Abstract: In this paper, I study the relationship between bribery, plant size and economic development. Bribery is a transfer from one party to government officials in order to `get things done'. Using the Enterprise Survey, I document that small plants spend higher fraction of their output on bribery than big plants do. Then I develop a one sector growth model in which size-dependent distortions, bribery opportunities and different plant sizes coexist. I conduct two sets of exercises in order to quantify the interplay of size-dependent distortions and bribery. First, I calibrate model parameters to generate plant size distribution of the U.S., by assuming the U.S. is free of distortions. Then I introduce size-dependent distortions to the undistorted economy and evaluate their effects with and without bribery opportunities. I find that size-dependent distortions become less distortionary in the presence of bribery opportunities and the effect of such distortions on the plant size become reversed since bigger plants are able to avoid from distortions by paying larger bribes. Subsequently, I calibrate the model with distortions and bribery opportunities to Turkish data. My results indicate that changes in the distortion level do not affect output and size significantly because managers are able to circumvent the distortions by adjusting their bribery expenditures. However, the removal of distortions can have a substantial effect on both the output and the mean size. Output in Turkey can increase by 12.3%, while the mean size can increase by almost double.


joint with Orhan Torul

The Journal of Economic Inequality, 2020, 18 (2), 239–259.

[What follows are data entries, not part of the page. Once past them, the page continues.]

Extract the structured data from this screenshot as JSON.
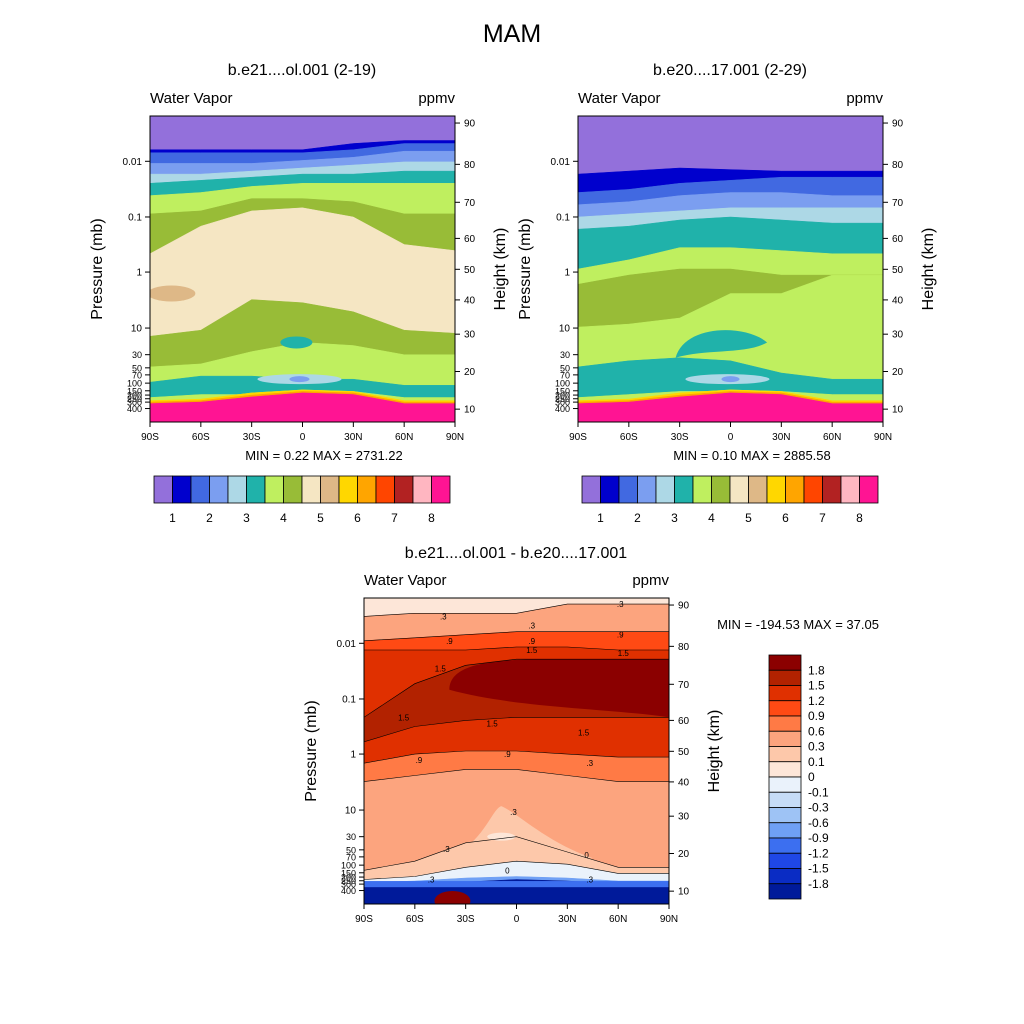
{
  "figure": {
    "title": "MAM"
  },
  "chart_data": [
    {
      "type": "contour",
      "title": "b.e21....ol.001 (2-19)",
      "left_label": "Water Vapor",
      "right_label": "ppmv",
      "xlabel": "",
      "ylabel": "Pressure (mb)",
      "ylabel_right": "Height (km)",
      "x_ticks": [
        "90S",
        "60S",
        "30S",
        "0",
        "30N",
        "60N",
        "90N"
      ],
      "y_ticks": [
        "0.01",
        "0.1",
        "1",
        "10",
        "30",
        "50",
        "70",
        "100",
        "150",
        "200",
        "250",
        "300",
        "400"
      ],
      "y_right_ticks": [
        "90",
        "80",
        "70",
        "60",
        "50",
        "40",
        "30",
        "20",
        "10"
      ],
      "ylim_mb": [
        400,
        0.0015
      ],
      "stats": "MIN =   0.22  MAX = 2731.22",
      "colorbar_labels": [
        "1",
        "2",
        "3",
        "4",
        "5",
        "6",
        "7",
        "8"
      ],
      "colorbar_colors": [
        "#9370db",
        "#0000cd",
        "#4169e1",
        "#7b9ef0",
        "#add8e6",
        "#20b2aa",
        "#bfef5f",
        "#98bc37",
        "#f5e6c3",
        "#deb887",
        "#ffd700",
        "#ffa500",
        "#ff4500",
        "#b22222",
        "#ffb6c1",
        "#ff1493"
      ]
    },
    {
      "type": "contour",
      "title": "b.e20....17.001 (2-29)",
      "left_label": "Water Vapor",
      "right_label": "ppmv",
      "xlabel": "",
      "ylabel": "Pressure (mb)",
      "ylabel_right": "Height (km)",
      "x_ticks": [
        "90S",
        "60S",
        "30S",
        "0",
        "30N",
        "60N",
        "90N"
      ],
      "y_ticks": [
        "0.01",
        "0.1",
        "1",
        "10",
        "30",
        "50",
        "70",
        "100",
        "150",
        "200",
        "250",
        "300",
        "400"
      ],
      "y_right_ticks": [
        "90",
        "80",
        "70",
        "60",
        "50",
        "40",
        "30",
        "20",
        "10"
      ],
      "ylim_mb": [
        400,
        0.0015
      ],
      "stats": "MIN =   0.10  MAX = 2885.58",
      "colorbar_labels": [
        "1",
        "2",
        "3",
        "4",
        "5",
        "6",
        "7",
        "8"
      ],
      "colorbar_colors": [
        "#9370db",
        "#0000cd",
        "#4169e1",
        "#7b9ef0",
        "#add8e6",
        "#20b2aa",
        "#bfef5f",
        "#98bc37",
        "#f5e6c3",
        "#deb887",
        "#ffd700",
        "#ffa500",
        "#ff4500",
        "#b22222",
        "#ffb6c1",
        "#ff1493"
      ]
    },
    {
      "type": "contour",
      "title": "b.e21....ol.001 - b.e20....17.001",
      "left_label": "Water Vapor",
      "right_label": "ppmv",
      "xlabel": "",
      "ylabel": "Pressure (mb)",
      "ylabel_right": "Height (km)",
      "x_ticks": [
        "90S",
        "60S",
        "30S",
        "0",
        "30N",
        "60N",
        "90N"
      ],
      "y_ticks": [
        "0.01",
        "0.1",
        "1",
        "10",
        "30",
        "50",
        "70",
        "100",
        "150",
        "200",
        "250",
        "300",
        "400"
      ],
      "y_right_ticks": [
        "90",
        "80",
        "70",
        "60",
        "50",
        "40",
        "30",
        "20",
        "10"
      ],
      "ylim_mb": [
        400,
        0.0015
      ],
      "stats": "MIN = -194.53  MAX =  37.05",
      "contour_labels": [
        ".3",
        ".3",
        ".3",
        ".9",
        ".9",
        ".9",
        "1.5",
        "1.5",
        "1.5",
        "1.5",
        "1.5",
        "1.5",
        ".9",
        ".9",
        ".3",
        ".3",
        ".3",
        "0",
        "0",
        ".3",
        ".3"
      ],
      "colorbar_labels": [
        "1.8",
        "1.5",
        "1.2",
        "0.9",
        "0.6",
        "0.3",
        "0.1",
        "0",
        "-0.1",
        "-0.3",
        "-0.6",
        "-0.9",
        "-1.2",
        "-1.5",
        "-1.8"
      ],
      "colorbar_colors": [
        "#8b0000",
        "#b22200",
        "#e03000",
        "#ff4a14",
        "#ff7a45",
        "#fca47e",
        "#fdc8aa",
        "#fde6d8",
        "#eaf2fb",
        "#c6dcf7",
        "#9ec3f5",
        "#6fa0f5",
        "#3c6ff0",
        "#1f47e6",
        "#0a2cc4",
        "#001a9a"
      ]
    }
  ]
}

[Working Paper][Interactive]

Abstract: We investigate the evolution of Turkey’s wage, income and consumption inequalities using a cross-country comparable methodology and the Turkish Statistical Institute’s Household Budget Survey and the Survey of Income and Living Conditions micro data sets. Turkey’s wage, income and consumption inequalities all exhibit downward time trends over the 2002-2016 period. This observation aligns well with the rapid minimum wage growth over the period. While wage inequality estimates display strong countercyclicality, income and consumption inequalities exhibit rather acyclical time-series movements. While recent education premium estimates of Turkey are similar to those in the early 2000s, estimates of recent gender and experience premiums, as well as residual wage inequality are lower. Income and consumption inequality estimates exhibit similar time trends with moderate level differences, and these trends are robust to the choice of inequality metrics.